A Abolição da Escravatura em 1888 trouxe grande impacto econômico e social no cenário nordestino (CARVALHO, 2016). Em Alagoas, a substituição do povo negro escravizado pelo trabalhador assalariado deu-se a partir da “proibição do tráfico de escravos” (CARVALHO, 2016, p. 65) por volta dos anos de 1850, e com “o aumento do número de trabalhadores livres”, iniciado nesse mesmo período. Outro fator importante foi a instituição da Lei de Terras, que dificultava o acesso e a posse da terra àqueles que não provessem meios de realizar sua compra. De acordo com Leite (2000),

já a primeira Lei de Terras, escrita e lavrada no Brasil, datada de 1850, excluiu os africanos e seus descendentes da categoria de brasileiros, situando-os numa outra categoria separada, denominada ‘libertos’. Desde então, atingidos por todos os tipos de racismos, arbitrariedades eviolência que a cor da pele anuncia – e denuncia-, os negros foram sistematicamente expulsos ou removidos dos lugares que escolheram para viver, mesmo quando a terra chegou a ser comprada ou herdada de antigos senhores através de testamento lavrado em cartório (LEITE, 2000, p. 335).

Desse modo, a transição do trabalho escravo ao trabalho livre criou uma massa de trabalhadores marginalizados, cujo crescimento acompanhou a centralização e a concentração de terras e engenhos, e em seguida na sua transformação em usinas no estado, mais precisamente a partir de 1892 (CARVALHO, 2016). Essa transformação corresponde com a aglutinação de propriedades de pequeno e médio porte e na extensão da monocultura da cana- de-açúcar, atingindo municípios inteiros, transformando-os em polo central da economia com a centralização política e de mando nas mãos das famílias tradicionais.
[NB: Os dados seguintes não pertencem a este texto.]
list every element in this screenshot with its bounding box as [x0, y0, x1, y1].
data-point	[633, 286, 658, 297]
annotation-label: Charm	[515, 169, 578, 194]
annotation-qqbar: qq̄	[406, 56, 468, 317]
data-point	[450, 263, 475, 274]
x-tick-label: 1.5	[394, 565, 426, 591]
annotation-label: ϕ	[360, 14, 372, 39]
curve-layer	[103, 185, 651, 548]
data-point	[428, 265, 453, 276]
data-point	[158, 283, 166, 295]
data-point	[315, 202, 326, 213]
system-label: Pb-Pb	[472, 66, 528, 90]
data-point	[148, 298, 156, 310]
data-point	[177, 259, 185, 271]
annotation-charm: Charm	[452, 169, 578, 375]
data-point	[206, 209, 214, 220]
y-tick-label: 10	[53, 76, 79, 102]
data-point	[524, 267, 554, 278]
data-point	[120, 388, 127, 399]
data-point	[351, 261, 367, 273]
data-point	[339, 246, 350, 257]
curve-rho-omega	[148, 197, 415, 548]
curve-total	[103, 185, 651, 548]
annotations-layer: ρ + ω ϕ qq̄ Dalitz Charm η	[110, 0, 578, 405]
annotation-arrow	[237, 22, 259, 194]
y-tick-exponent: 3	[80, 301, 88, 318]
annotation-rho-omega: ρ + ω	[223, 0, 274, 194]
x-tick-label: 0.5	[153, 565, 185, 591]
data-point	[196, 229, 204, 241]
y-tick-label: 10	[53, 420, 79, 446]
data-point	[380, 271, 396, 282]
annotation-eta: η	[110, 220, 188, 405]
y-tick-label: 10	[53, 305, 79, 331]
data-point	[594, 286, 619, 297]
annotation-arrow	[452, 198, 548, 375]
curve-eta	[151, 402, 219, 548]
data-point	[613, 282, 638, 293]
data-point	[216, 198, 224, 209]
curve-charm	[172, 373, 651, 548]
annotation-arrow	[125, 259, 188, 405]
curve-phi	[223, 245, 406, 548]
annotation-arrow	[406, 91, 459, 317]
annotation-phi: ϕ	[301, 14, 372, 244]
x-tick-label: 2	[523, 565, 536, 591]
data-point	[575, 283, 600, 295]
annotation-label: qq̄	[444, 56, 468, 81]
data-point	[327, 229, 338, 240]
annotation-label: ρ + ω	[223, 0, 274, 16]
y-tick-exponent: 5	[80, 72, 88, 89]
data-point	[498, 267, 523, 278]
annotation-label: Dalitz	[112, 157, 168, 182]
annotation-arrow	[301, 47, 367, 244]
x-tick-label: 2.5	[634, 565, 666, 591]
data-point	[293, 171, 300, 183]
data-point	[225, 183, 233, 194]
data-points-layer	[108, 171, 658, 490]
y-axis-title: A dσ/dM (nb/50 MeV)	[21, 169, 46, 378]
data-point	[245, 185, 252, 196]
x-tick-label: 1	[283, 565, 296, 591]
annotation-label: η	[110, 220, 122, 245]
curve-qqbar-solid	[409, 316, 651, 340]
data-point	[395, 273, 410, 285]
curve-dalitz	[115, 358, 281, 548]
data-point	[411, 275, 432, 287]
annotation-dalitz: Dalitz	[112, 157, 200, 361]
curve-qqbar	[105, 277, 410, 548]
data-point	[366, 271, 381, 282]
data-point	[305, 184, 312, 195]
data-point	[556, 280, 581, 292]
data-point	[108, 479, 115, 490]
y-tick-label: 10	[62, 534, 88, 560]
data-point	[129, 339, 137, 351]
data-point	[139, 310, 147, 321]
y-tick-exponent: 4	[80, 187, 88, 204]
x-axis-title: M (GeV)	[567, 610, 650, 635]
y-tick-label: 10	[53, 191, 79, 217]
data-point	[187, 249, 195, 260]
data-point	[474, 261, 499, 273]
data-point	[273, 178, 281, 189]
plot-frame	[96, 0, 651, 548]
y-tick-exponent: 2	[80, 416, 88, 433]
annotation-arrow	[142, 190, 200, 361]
[...] Apesar dessas mudanças, a estratificação social e as relações de trabalho no mundo canavieiro continuaram determinadas pelo monopólio da terra, exercido pelos engenhos e dos trabalhadores livres e pobres, transformados em assalariados, os moradores na área canavieira sem autonomia real (CARVALHO, 2016, p. 65). A mão de obra escravizada passa a ser substituída pela mão de obra assalariada e empobrecida, composta por “moradores” (em sua maioria por ex-escravizados), por “lavradores” (brancos ou mestiços) e por “sertanejos” (que se deslocavam periodicamente para as zonas da cana de açúcar) que executavam as tarefas antes realizadas pelos escravizados (CARVALHO, 2016).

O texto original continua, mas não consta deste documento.